Zum Auftakt unserer zweijährigen Expedition bereisten wir mit unserem eingebetteten Publikum die Bilder und Geschichten ukrainischer Schlachtfelder. Im Getümmel virtueller Forensiker, kriegsbegeisterter Söldnertrupps, orthodoxer Schismen, wirtschaftlicher Überfallkommandos und internationaler Trollregimenter, so dachten wir uns, brauchte es mobilisierende Antworten – koste es, was es wolle. Aufklärung war endlich wieder eine Kriegstechnik, Wahrheiten noch immer Massenvernichtungswaffen. In einem Stellvertreterkrieg der Fakten spürten wir der Lust an Ohnmacht und Verwirrung nach.
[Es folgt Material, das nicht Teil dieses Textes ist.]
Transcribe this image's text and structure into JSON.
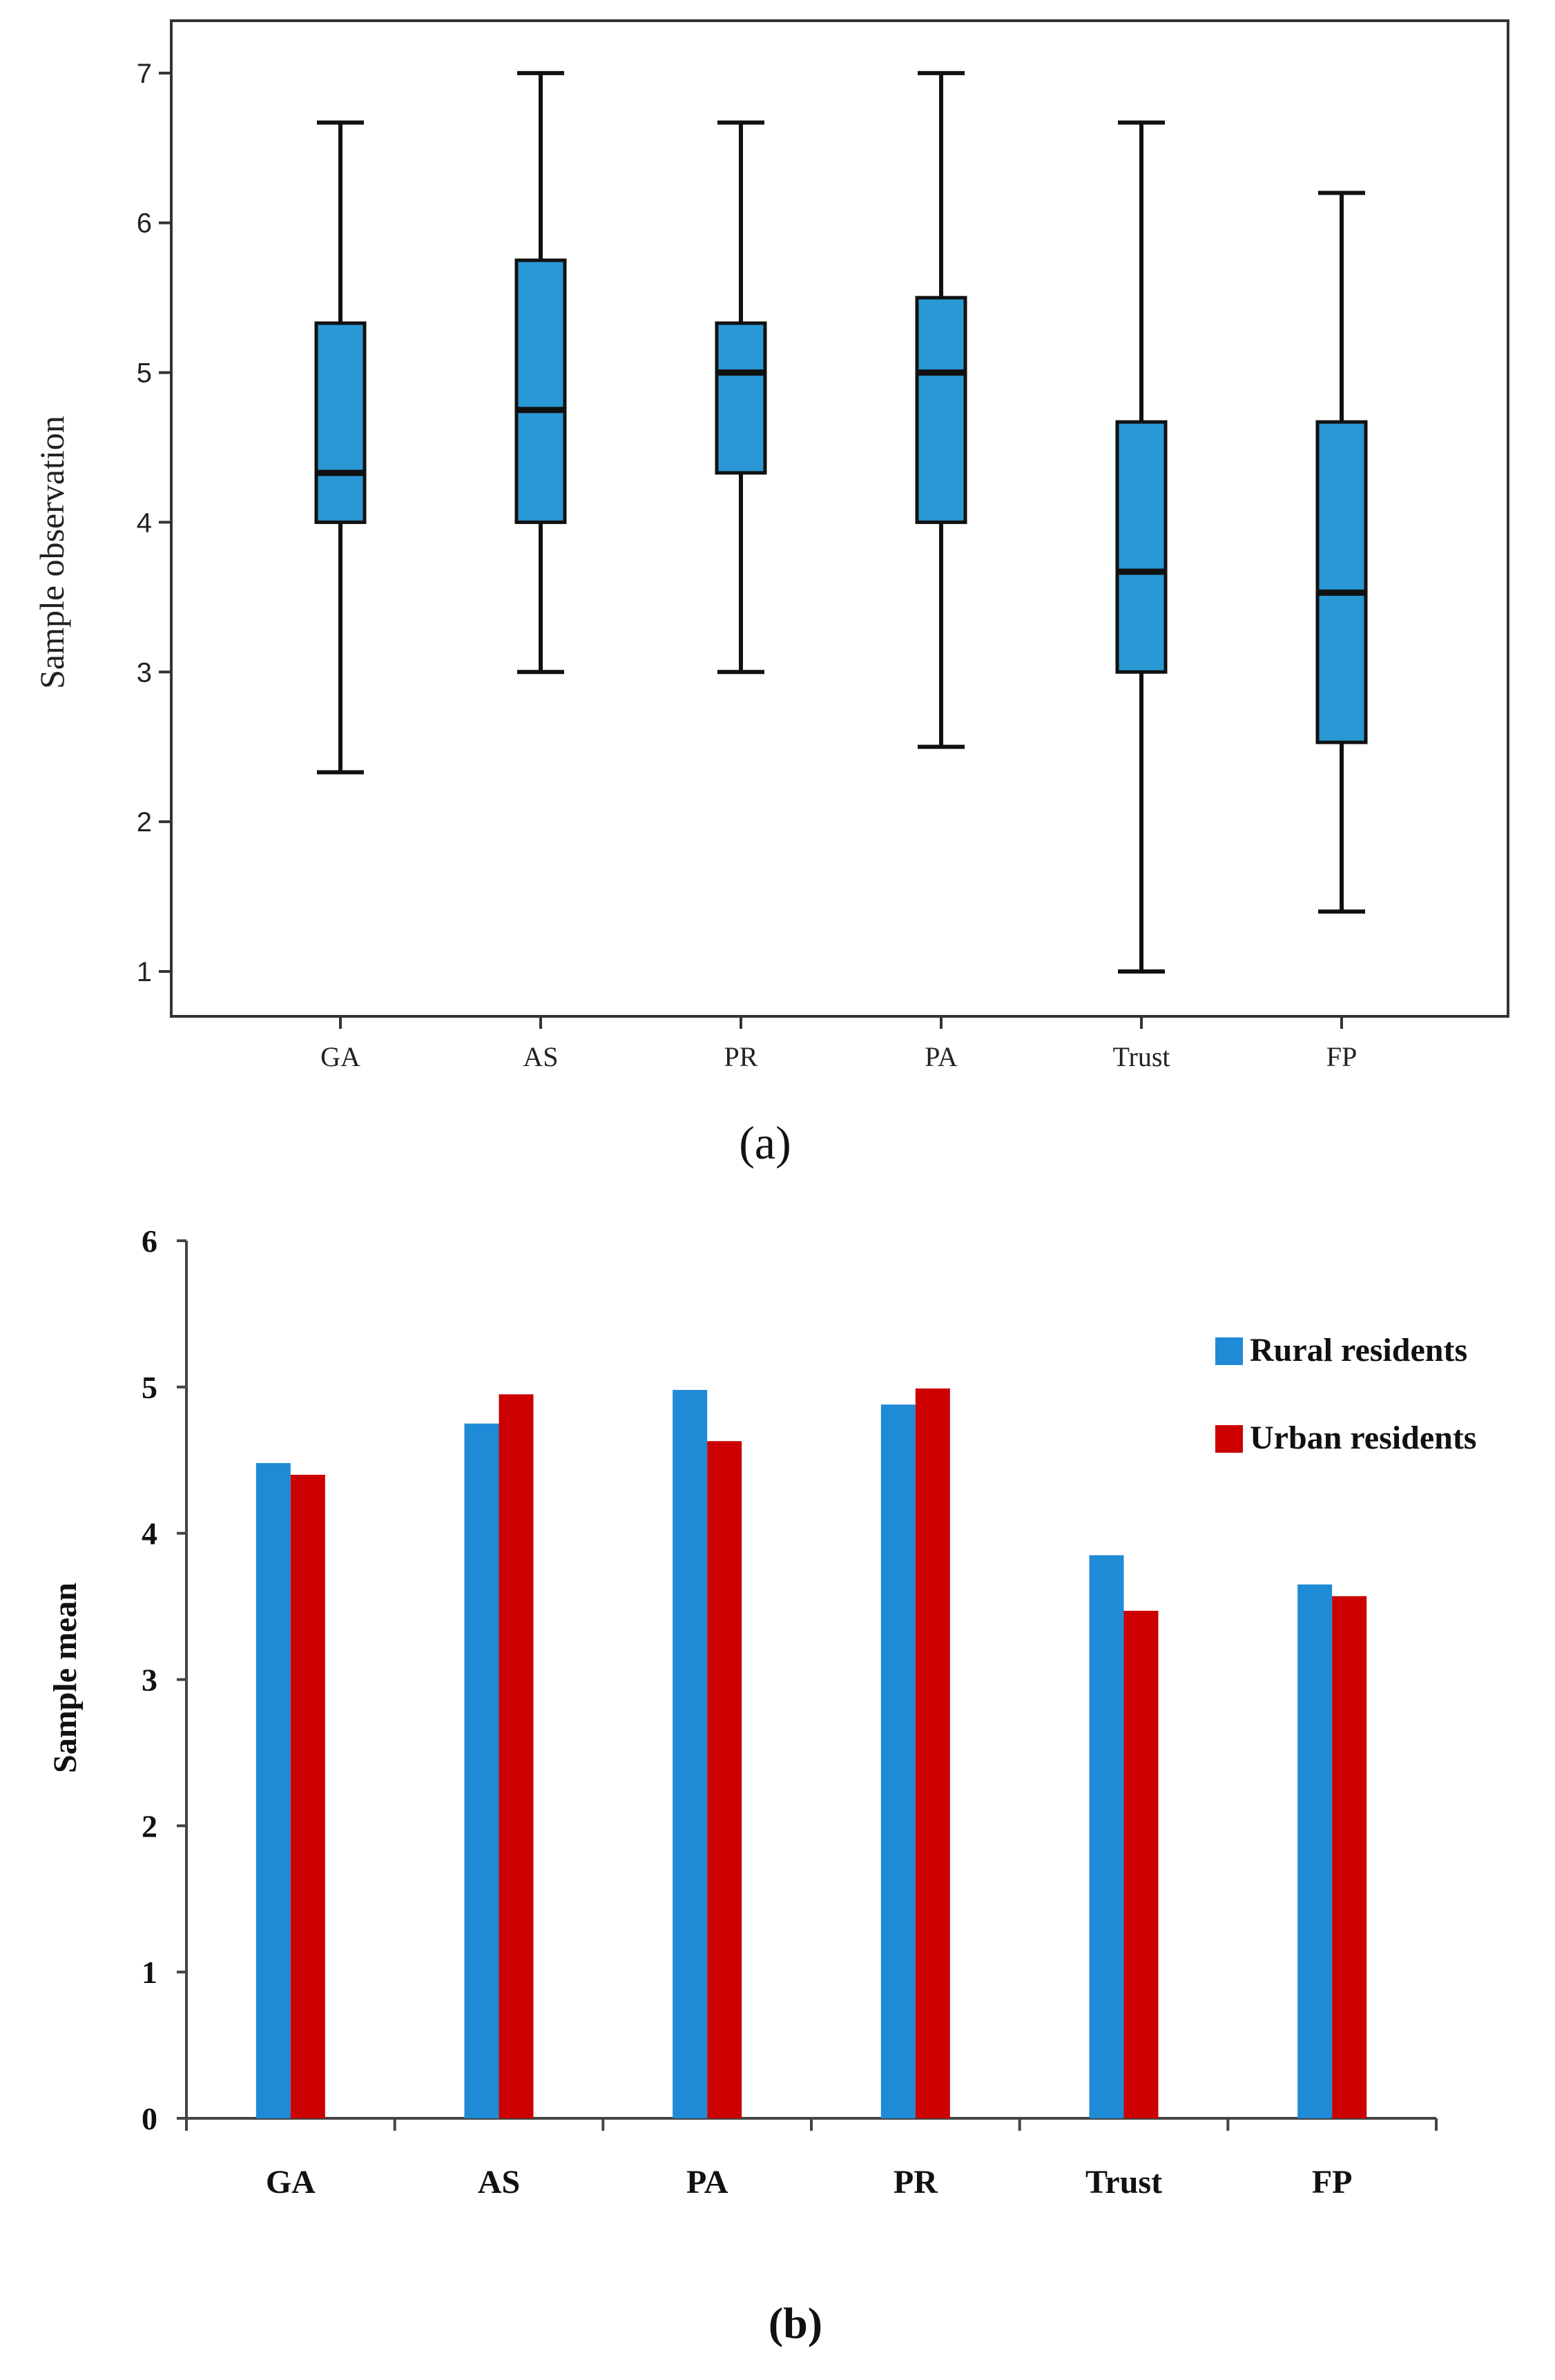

Dazu verwandelten wir den Theaterdiscounter in ein Brückenkopflager aus Zeltfetzen und notdürftiger Infrastruktur. Mit Campingstühlen ausgestattet, war das Publikum innerhalb des Aufführungsraumes frei beweglich und musste sich zeitweise zwischen simultanen performativen Angeboten entscheiden, die sich im Zelt der Augenzeugen oder am Digitalen Kartentisch ausspielten: performatives Reenactment von Videozeugnissen, parabelhaftes, journalistisches oder wirtschaftskriminologisches Storytelling. Oder sie zogen sich zurück in die Teeküche mit Getränkeversorgung und Skypeinterviews ukrainischer Kulturschaffender oder an das Lagerfeuer mit Songs inmitten einer digitalen 3D-generierten Winterlandschaft, die sich über den Verlauf des Stücks von einer friedlichen Morgenstimmung in eine nächtliche Kriegsszenerie entwickelte.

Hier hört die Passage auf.